3.4. Évaluation de la biomasse
14Le travail précédent nous a permis de choisir la concentration de substrat, la température et le pH pour optimiser la fermentation. Après 24 h de fermentation, une dégradation remarquable des sucres est relevée. Ces résultats montrent que les souches se développent très bien sur les résidus qui constituent un substrat de choix pour la production de biomasse. Le rendement pondéral, le taux protéique, la vitesse maximale de croissance, le temps de génération ont été déterminés et consignés dans le tableau 2. Les rendements pondéraux vont de 21 % à 36 %. Saccharomyces cerevisiae NOY 4 possède le meilleur rendement en biomasse. Ces rendements se rapprochent de ceux trouvés par Konlani et al. (1996) qui sont de l’ordre de 33 % et 28 % pour Candida krusei et Saccharomyces sp. respectivement sur milieu glucosé et de l’ordre de 35 % et 26 % pour ces mêmes souches sur hydrolysat de sorgho.
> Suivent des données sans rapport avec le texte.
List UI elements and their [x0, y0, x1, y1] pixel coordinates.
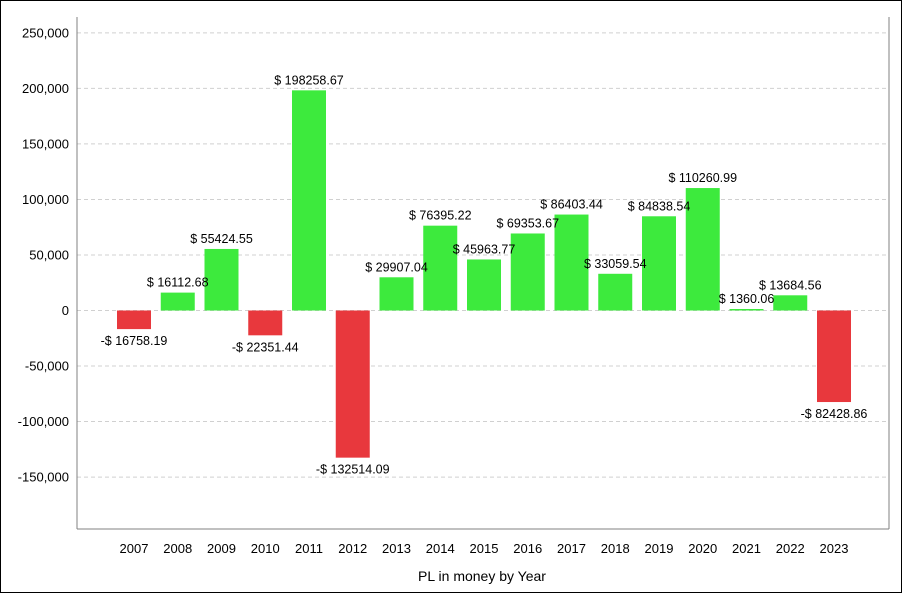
- bars: [117, 90, 851, 458]
- data-label-2011: $ 198258.67: [274, 73, 344, 87]
- data-label-2008: $ 16112.68: [147, 276, 209, 290]
- x-tick-labels: 2007 2008 2009 2010 2011 2012 2013 2014 2015 2016…: [120, 541, 849, 556]
- x-tick-label: 2022: [776, 541, 805, 556]
- bar-2020: [685, 188, 720, 311]
- bar-2010: [248, 310, 283, 336]
- bar-2013: [379, 277, 414, 311]
- x-tick-label: 2015: [470, 541, 499, 556]
- x-tick-label: 2017: [557, 541, 586, 556]
- bar-2012: [335, 310, 370, 458]
- y-tick-label: -50,000: [25, 359, 69, 374]
- x-tick-label: 2019: [645, 541, 674, 556]
- bar-2022: [773, 295, 808, 311]
- bar-2021: [729, 308, 764, 311]
- x-tick-label: 2009: [207, 541, 236, 556]
- data-label-2010: -$ 22351.44: [232, 340, 299, 354]
- data-label-2020: $ 110260.99: [668, 171, 737, 185]
- data-label-2021: $ 1360.06: [719, 292, 775, 306]
- bar-2017: [554, 214, 589, 311]
- x-tick-label: 2018: [601, 541, 630, 556]
- axes: [76, 17, 890, 530]
- data-label-2016: $ 69353.67: [496, 216, 559, 230]
- data-label-2014: $ 76395.22: [409, 209, 472, 223]
- x-tick-label: 2013: [382, 541, 411, 556]
- bar-2016: [510, 233, 545, 311]
- data-label-2019: $ 84838.54: [628, 199, 691, 213]
- y-tick-label: 250,000: [22, 25, 69, 40]
- y-tick-label: 50,000: [29, 247, 69, 262]
- bar-2014: [423, 225, 458, 311]
- bar-2007: [117, 310, 151, 330]
- bar-2011: [292, 90, 326, 311]
- y-tick-label: -150,000: [18, 470, 69, 485]
- data-label-2009: $ 55424.55: [190, 232, 253, 246]
- bar-2019: [642, 216, 676, 311]
- bar-2015: [467, 259, 501, 311]
- y-tick-label: 200,000: [22, 81, 69, 96]
- gridlines: [77, 32, 889, 478]
- bar-2008: [160, 292, 195, 311]
- y-tick-label: 150,000: [22, 136, 69, 151]
- x-tick-label: 2016: [513, 541, 542, 556]
- data-label-2013: $ 29907.04: [365, 260, 428, 274]
- data-label-2017: $ 86403.44: [540, 198, 603, 212]
- x-tick-label: 2020: [688, 541, 717, 556]
- data-label-2012: -$ 132514.09: [316, 463, 390, 477]
- x-axis-title: PL in money by Year: [418, 568, 546, 584]
- data-label-2018: $ 33059.54: [584, 257, 647, 271]
- x-tick-label: 2011: [295, 541, 323, 556]
- x-tick-label: 2014: [426, 541, 455, 556]
- x-tick-label: 2023: [820, 541, 849, 556]
- y-tick-label: 100,000: [22, 192, 69, 207]
- x-tick-label: 2010: [251, 541, 280, 556]
- bar-2009: [204, 248, 239, 311]
- x-tick-label: 2008: [163, 541, 192, 556]
- x-tick-label: 2021: [732, 541, 761, 556]
- bar-2023: [817, 310, 851, 403]
- x-tick-label: 2007: [120, 541, 149, 556]
- bar-2018: [598, 273, 633, 311]
- data-label-2007: -$ 16758.19: [101, 334, 168, 348]
- y-tick-labels: 250,000 200,000 150,000 100,000 50,000 0 -50,0…: [18, 25, 69, 484]
- y-tick-label: 0: [62, 303, 69, 318]
- data-label-2015: $ 45963.77: [453, 242, 516, 256]
- y-tick-label: -100,000: [18, 414, 69, 429]
- x-tick-label: 2012: [338, 541, 367, 556]
- data-labels: -$ 16758.19 $ 16112.68 $ 55424.55 -$ 22351.…: [101, 73, 868, 476]
- data-label-2023: -$ 82428.86: [801, 407, 868, 421]
- data-label-2022: $ 13684.56: [759, 278, 822, 292]
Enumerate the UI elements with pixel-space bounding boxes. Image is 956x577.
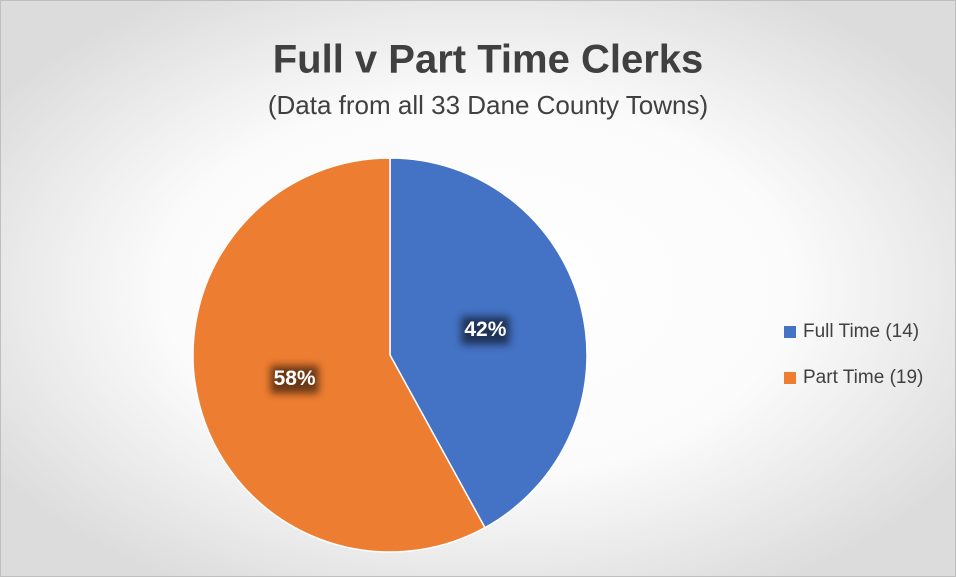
- chart-title: Full v Part Time Clerks: [273, 38, 704, 82]
- legend-label: Full Time (14): [803, 321, 919, 342]
- legend-swatch: [784, 326, 796, 338]
- pie-slice: [192, 157, 486, 553]
- data-label-shadow: [461, 316, 510, 345]
- legend-swatch: [784, 372, 796, 384]
- data-label: 58%: [274, 367, 316, 390]
- legend-label: Part Time (19): [803, 367, 923, 388]
- data-label: 42%: [464, 318, 506, 341]
- chart-subtitle: (Data from all 33 Dane County Towns): [268, 90, 708, 120]
- data-label-shadow: [270, 365, 319, 394]
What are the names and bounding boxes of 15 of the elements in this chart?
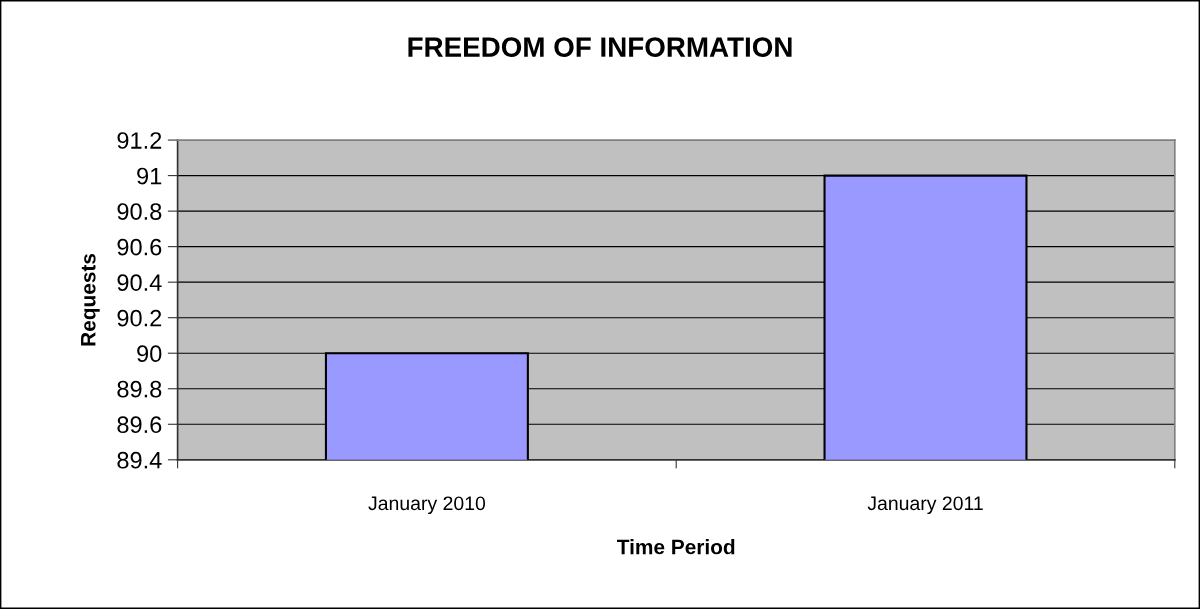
x-tick-label: January 2011: [867, 496, 983, 515]
y-axis-title: Requests: [81, 253, 100, 346]
y-tick-label: 91.2: [117, 132, 162, 149]
y-tick-label: 90.4: [117, 274, 162, 291]
y-tick-label: 89.6: [117, 416, 162, 434]
y-tick-label: 90.8: [117, 203, 162, 220]
x-axis-title: Time Period: [617, 539, 735, 555]
chart-title: FREEDOM OF INFORMATION: [408, 37, 792, 57]
y-tick-label: 89.4: [117, 451, 162, 469]
y-tick-label: 90.2: [117, 309, 162, 327]
y-tick-label: 89.8: [117, 380, 162, 398]
y-tick-label: 91: [137, 167, 162, 185]
y-tick-label: 90: [137, 345, 162, 363]
y-tick-label: 90.6: [117, 238, 162, 256]
x-tick-label: January 2010: [368, 496, 486, 515]
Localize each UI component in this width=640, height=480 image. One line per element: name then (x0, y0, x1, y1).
La biomasse la plus élevée a été obtenue avec C. utilis NOY 14. Saccharomyces cerevisiae NOY 4 possède un taux protéique supérieur aux trois autres souches. Nos résultats sont proches de ceux trouvés par Badid et al. (2001). Tenant compte de la biomasse formée, on obtient pour S. cerevisiae NOY 4 0,579 g·l-1 de protéines produites à partir des résidus. Cela correspond à peu près à un rendement par rapport au résidu consommé de 0,17. Le meilleur rendement atteint au cours de notre étude dans les résidus est de 0,36.
4. Conclusion
15Cette étude est pertinente car elle nous a permis de dresser une piste possible de valorisation des résidus de patate douce et d’igname et d’isoler des souches locales de levures adaptées à la métabolisation de ce polluant pouvant servir au procédé de production de biomasse. Il ressort de notre étude que les résidus de patate douce et d’igname demeurent un milieu favorable au développement des levures quand on l’enrichit de sels minéraux. La production de biomasse a été satisfaisante avec des rendements et un taux protéique acceptable. De ce fait, les résidus de ces tubercules, loin d’être uniquement des polluants pour l’environnement, pourront être utilisés pour produire de la biomasse. Cela pourra d’une part aider à lutter contre la malnutrition protéique et d’autre part, à dépolluer l’environnement.